After a fantastic start to 2019, the cannabis sector has been in decline for six months, with the Global Cannabis Stock Index breaching late 2018 lows this past week:
Global Cannabis Stock Index – 3-year view as of 9/27/19
The weakness in stock prices after the first quarter can be attributed to many factors, including continued disappointment with the legalization implementations in the major markets of Canada and California as well as Massachusetts, the CannTrust scandal in Canada, the surprise firing of Canopy Growth’s co-founder and CEO, Bruce Linton, a regulatory slowdown of pending mergers as the Department of Justice requested additional information from several companies that had announced acquisitions, continued regulatory confusion with respect to CBD and a steady supply of stock from founders, early financiers and companies going public or raising additional capital. Despite all of these challenges, the market was still close to unchanged for 2019 until this past week, when it dropped 11.2%.
Driving the market to new lows and levels not seen since the summer of 2017 is the rapidly escalating vaping crisis. While the legal cannabis market has little or no direct exposure to the health concerns that are plaguing the e-cig and illicit cannabis markets, consumers are likely to curtail consumption of vape products. Worse, regulators may overreact and impose temporary bans that impact the legal cannabis market, as was the case last week with Massachusetts.
The reason a slowdown in vaping is negative for the cannabis sector is that it is a very large and rapidly growing segment. We published a summary of trends in several Western markets by BDS Analytics, and it is clear that the category is driving market growth. Additionally, this branded product is higher margin than most dried flower products, so any sort of slowdown will hurt the bottom-line substantially.
This past week, KushCo Holdings, which is a leading supplier of vape cartridges as well as a provider of gases used to extract cannabinoids, took extremely aggressive action to shore up its balance sheet as the crisis worsens. The stock began the month at $3.75, 48% below its 52-week high set in early January, but had plunged to what was then a 52-week low on September 24th at 2.10. On the 26th, the company sold 17.2 million units consisting of shares of stock with $2.25 warrants at a price of $1.75 to institutional investors. The stock ended the week at $1.55, trading to levels not seen since 2016.
kushco Holdings Chart
CEO Nick Kovacevich explained the company’s thinking on Twitter:
…there is likely going to be a big shake out in light of vape issues and with general cannabis investor sentiment down. We will have a ton of opportunity as competition goes out of business and regulatory barriers are created. Being well capitalized is essential.
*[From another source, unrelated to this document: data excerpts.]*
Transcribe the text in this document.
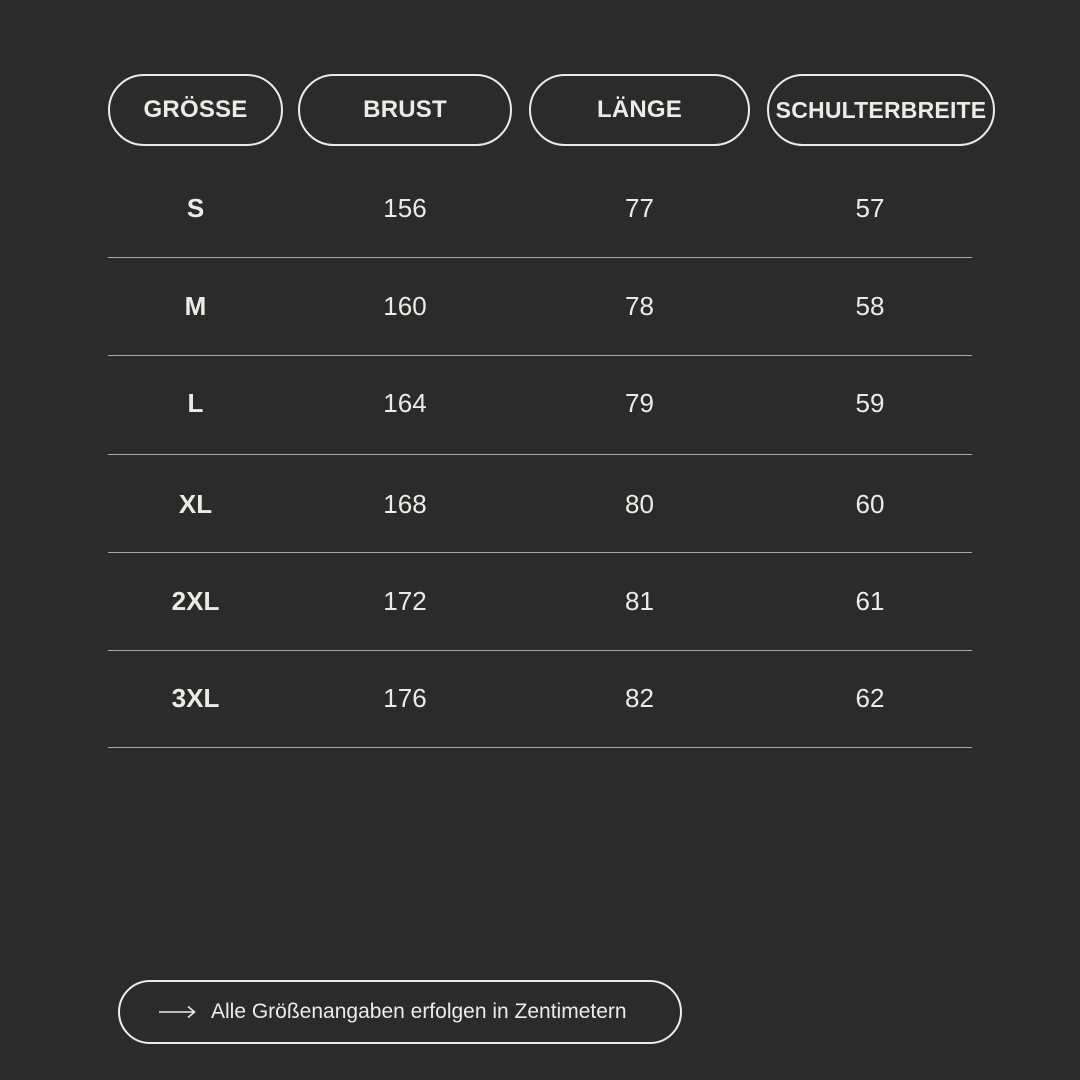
GRÖSSE	BRUST	LÄNGE	SCHULTERBREITE
S	156	77	57
M	160	78	58
L	164	79	59
XL	168	80	60
2XL	172	81	61
3XL	176	82	62
Alle Größenangaben erfolgen in Zentimetern
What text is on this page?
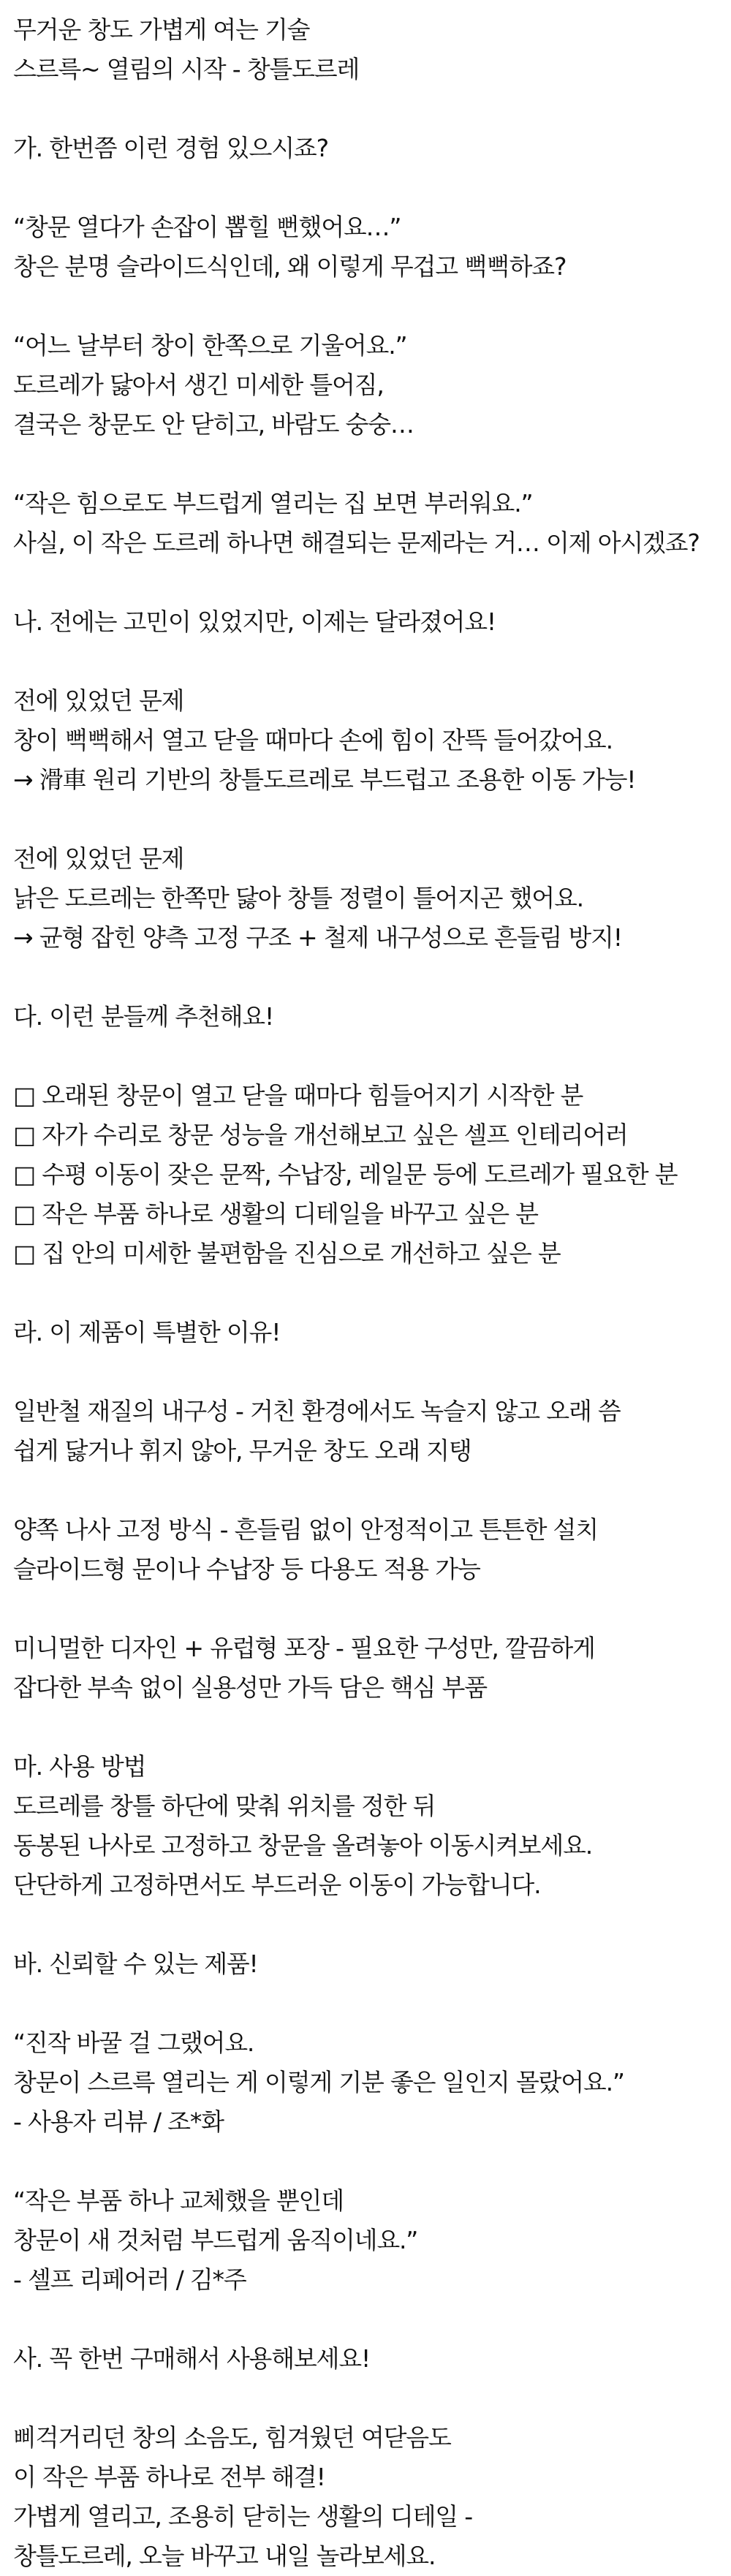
무거운 창도 가볍게 여는 기술
스르륵~ 열림의 시작 - 창틀도르레
가. 한번쯤 이런 경험 있으시죠?
“창문 열다가 손잡이 뽑힐 뻔했어요…”
창은 분명 슬라이드식인데, 왜 이렇게 무겁고 뻑뻑하죠?
“어느 날부터 창이 한쪽으로 기울어요.”
도르레가 닳아서 생긴 미세한 틀어짐,
결국은 창문도 안 닫히고, 바람도 숭숭…
“작은 힘으로도 부드럽게 열리는 집 보면 부러워요.”
사실, 이 작은 도르레 하나면 해결되는 문제라는 거… 이제 아시겠죠?
나. 전에는 고민이 있었지만, 이제는 달라졌어요!
전에 있었던 문제
창이 뻑뻑해서 열고 닫을 때마다 손에 힘이 잔뜩 들어갔어요.
→ 滑車 원리 기반의 창틀도르레로 부드럽고 조용한 이동 가능!
전에 있었던 문제
낡은 도르레는 한쪽만 닳아 창틀 정렬이 틀어지곤 했어요.
→ 균형 잡힌 양측 고정 구조 + 철제 내구성으로 흔들림 방지!
다. 이런 분들께 추천해요!
□ 오래된 창문이 열고 닫을 때마다 힘들어지기 시작한 분
□ 자가 수리로 창문 성능을 개선해보고 싶은 셀프 인테리어러
□ 수평 이동이 잦은 문짝, 수납장, 레일문 등에 도르레가 필요한 분
□ 작은 부품 하나로 생활의 디테일을 바꾸고 싶은 분
□ 집 안의 미세한 불편함을 진심으로 개선하고 싶은 분
라. 이 제품이 특별한 이유!
일반철 재질의 내구성 - 거친 환경에서도 녹슬지 않고 오래 씀
쉽게 닳거나 휘지 않아, 무거운 창도 오래 지탱
양쪽 나사 고정 방식 - 흔들림 없이 안정적이고 튼튼한 설치
슬라이드형 문이나 수납장 등 다용도 적용 가능
미니멀한 디자인 + 유럽형 포장 - 필요한 구성만, 깔끔하게
잡다한 부속 없이 실용성만 가득 담은 핵심 부품
마. 사용 방법
도르레를 창틀 하단에 맞춰 위치를 정한 뒤
동봉된 나사로 고정하고 창문을 올려놓아 이동시켜보세요.
단단하게 고정하면서도 부드러운 이동이 가능합니다.
바. 신뢰할 수 있는 제품!
“진작 바꿀 걸 그랬어요.
창문이 스르륵 열리는 게 이렇게 기분 좋은 일인지 몰랐어요.”
- 사용자 리뷰 / 조*화
“작은 부품 하나 교체했을 뿐인데
창문이 새 것처럼 부드럽게 움직이네요.”
- 셀프 리페어러 / 김*주
사. 꼭 한번 구매해서 사용해보세요!
삐걱거리던 창의 소음도, 힘겨웠던 여닫음도
이 작은 부품 하나로 전부 해결!
가볍게 열리고, 조용히 닫히는 생활의 디테일 -
창틀도르레, 오늘 바꾸고 내일 놀라보세요.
The vaping crisis comes at a time when the industry has been moving towards profitability but still falls a bit short. Revenue among leading multi-state operators (MSOs) has soared this year, but most are still operating in the red. The New Cannabis Ventures Public Cannabis Company Revenue & Income Tracker details six MSOs that are generating revenue at a rate in excess of $100 million annually, including Trulieve, Curaleaf, Green Thumb Industries, MedMen, Cresco Labs and Harvest Health and Recreation. With the exception of Trulieve, which I wrote about in December and which is extremely profitable, the group is not yet profitable, though the operating losses vary significantly.
Looking ahead, investors are going to likely scrutinize financials beyond revenue more closely, honing in on profitability and the strength of the balance sheet. Many smaller companies that are underfunded and that haven’t yet scaled are going to struggle to get funding, but even the larger, more established companies could face challenges. Earlier this month, Cresco Labs announced an acquisition and simultaneously priced a $70 million “bought deal” at C$10.00. The stock closed below C$8.00 two weeks later, suggesting that perhaps the underwriters were not able to sell the entire offering, though this isn’t necessarily the case.
The vaping crisis, in my view, is going to be a defining moment for the cannabis industry. In addition to creating a potential capital crunch that could wipe out some operators while creating less competition in the future for those that weather the storm, this could be a very strong driver in the long-run for legalization. There is no stronger argument for regulation than the illicit market selling unsafe, untested products. It is imperative that the industry respond proactively by educating and informing consumers and regulators that the regulated products sold by legal cannabis operators are not the same as those being sold by the illicit market.
In the meantime, though, investors need to brush up on their financial statement reading skills. Those companies that are able to generate profits or minimal losses and that have adequate access to capital will be best positioned for the slowdown in vaping sales or regulatory bans. While same-store sales may suffer, most of the MSOs are expanding within existing markets and in new markets as well, so overall growth should remain robust.
Disclaimer: I mentioned Cresco Labs and KushCo Holdings, which are clients of mine at New Cannabis Ventures, where we provide investor dashboards on their behalf. We disclose all public company clients here. I do not own any stocks mentioned in this article, though I may include them in one or more model portfolios at 420 Investor.